La Retica è una varietà di vite a duplice attitudine presente nel territorio di Reggio Emilia.
Non è per ora noto se vi possa essere un legame tra l’attuale Retica del Reggiano e l’antica uva Raetica. citata da Virgilio nelle Georgiche (70-19 a.C.) e da Plinio il Vecchio (23-79 a.C.), che nella Naturalis Historia individua il territorio di Verona come area di origine del vitigno. La ricerca condotta da Vouillamoz et al. Nel 2007 non ha infatti incluso il profilo genetico della Retica reggiana nel confronto.
La Retica dovrebbe corrispondere alla Gradesana del Modenese, descritta dal Caula e dal Paltrinieri a metà del ‘700 (in Maini, 1851). Questa sinonimia è avvalorata dall’Aggazzotti (1867), che riporta nel suo catalogo la Gradesana, con i sinonimi Gradsana, Uva retica, Redgha. Anche Casali (1915) riporta il nome reggiano òva Rèdga, di cui indica Retica o Gradesca come corrispondenti nomi italiani e, come sinonimo reggiano, òva gradsana (corrispondente nome italiano Gradigiano bianco o Graticciana bianca). Tuttavia Molon (1906) mette in dubbio che la Gradesana di Modena sia l’uva Retica, che egli ritiene più simile alla Luglienga.

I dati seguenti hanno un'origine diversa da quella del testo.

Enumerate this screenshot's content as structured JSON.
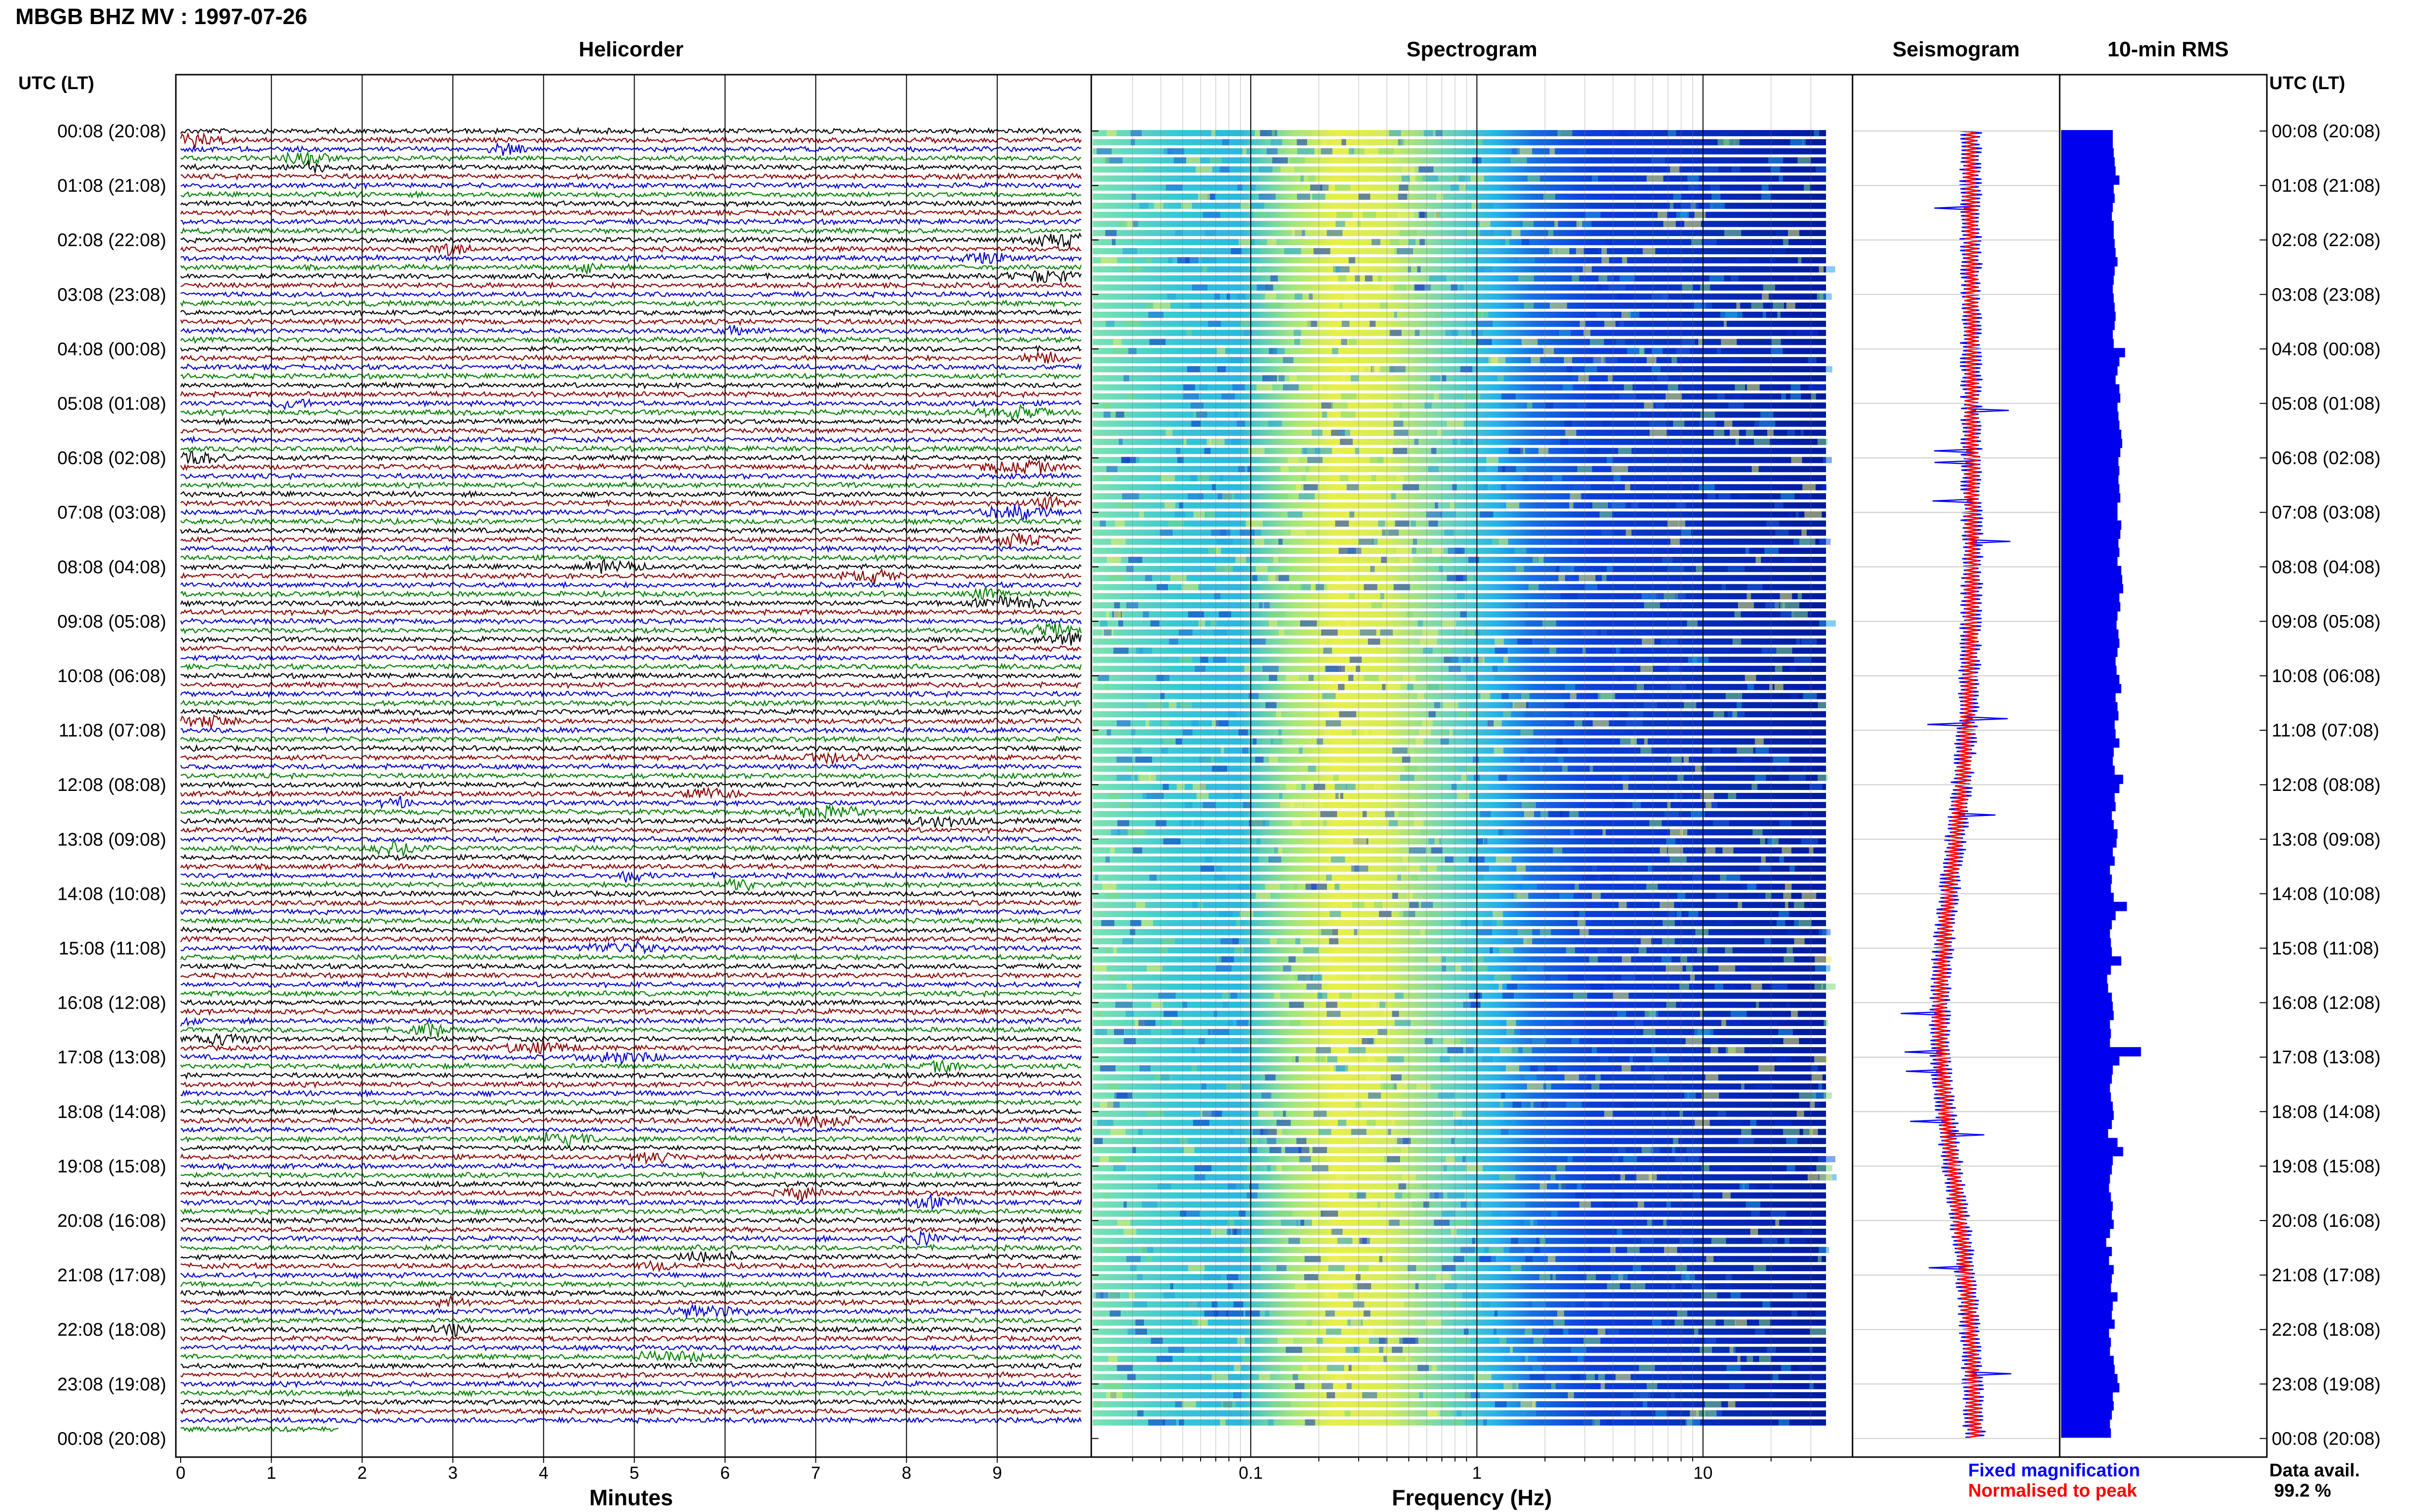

Caula a metà del XVIII secolo descrive la Gradesana come una vite dall’uva qualitativamente poco valida per la vinificazione, anche se Paltrinieri, nella stessa epoca, ne corregge il giudizio negativo (Maini, 1851). Parere favorevole sulle potenzialità enologiche della Retica esprime anche, agli inizi del XIX secolo, Giulio Cesare Cani, che nella Lettera 12 “Della coltivazione delle viti” distingue "due sorta di Rediga" e afferma che “la più grossa è assai bona da mangiare, fornisce molto mosto ed un vino buono” (Cani, in Società agraria di Reggio Emilia, 2013). La presenza di due tipologie di Retica era nota già da oltre un secolo: Filippo Re infatti nel 1805 già scriveva di una Redga grossa bianca e di una Redga piccola bianca, distinzione fatta in seguito anche da Bertozzi (1840), che tra i suoi 110 vitigni reggiani elenca due tipologie di Redga, la Redga e la Redga grossa.
Aggazzotti (1867) descrive la Gradesana (Gradsana, Uva retica, Redgha) come una vite “di facilissima e ordinaria coltivazione, molto estesa nella provincia, specialmente nelle ville della bassa pianura” e riporta i suoi tratti distintivi: grappolo grande, voluminoso, a piramide tronca allungata…acino grande, sferico, trasparente”. Secondo Aggazzotti è uva “mangereccia” di ‘insigne merito’ per il sapore dolce, “tanto migliore quanto più lungo il tempo di sua prolungata conservazione” e per la possibilità di conservarla fino a primavera avanzata. Egli ne descrive anche il sugo abbondante, dolce, in aromatico, l’uso dell’uva per la vinificazione, dopo appassimento, e anche i tentativi di produrre un succedaneo dello Champagne.
“Le uve e i vini della provincia di Reggio Emilia”, scritto dal Fascetti nel 1913, riporta tra i principali vitigni bianchi coltivati in zona le Retiche o grassane, il Trebbiano, la Spergolina e l’Occhio di gatto. Nel 1922, Franceschini e Premuda citano la Retica tra i vitigni ad uva bianca che caratterizzano la piattaforma ampelografica del territorio di Reggio Emilia, insieme a Dolciola, Trebbiano e Durella.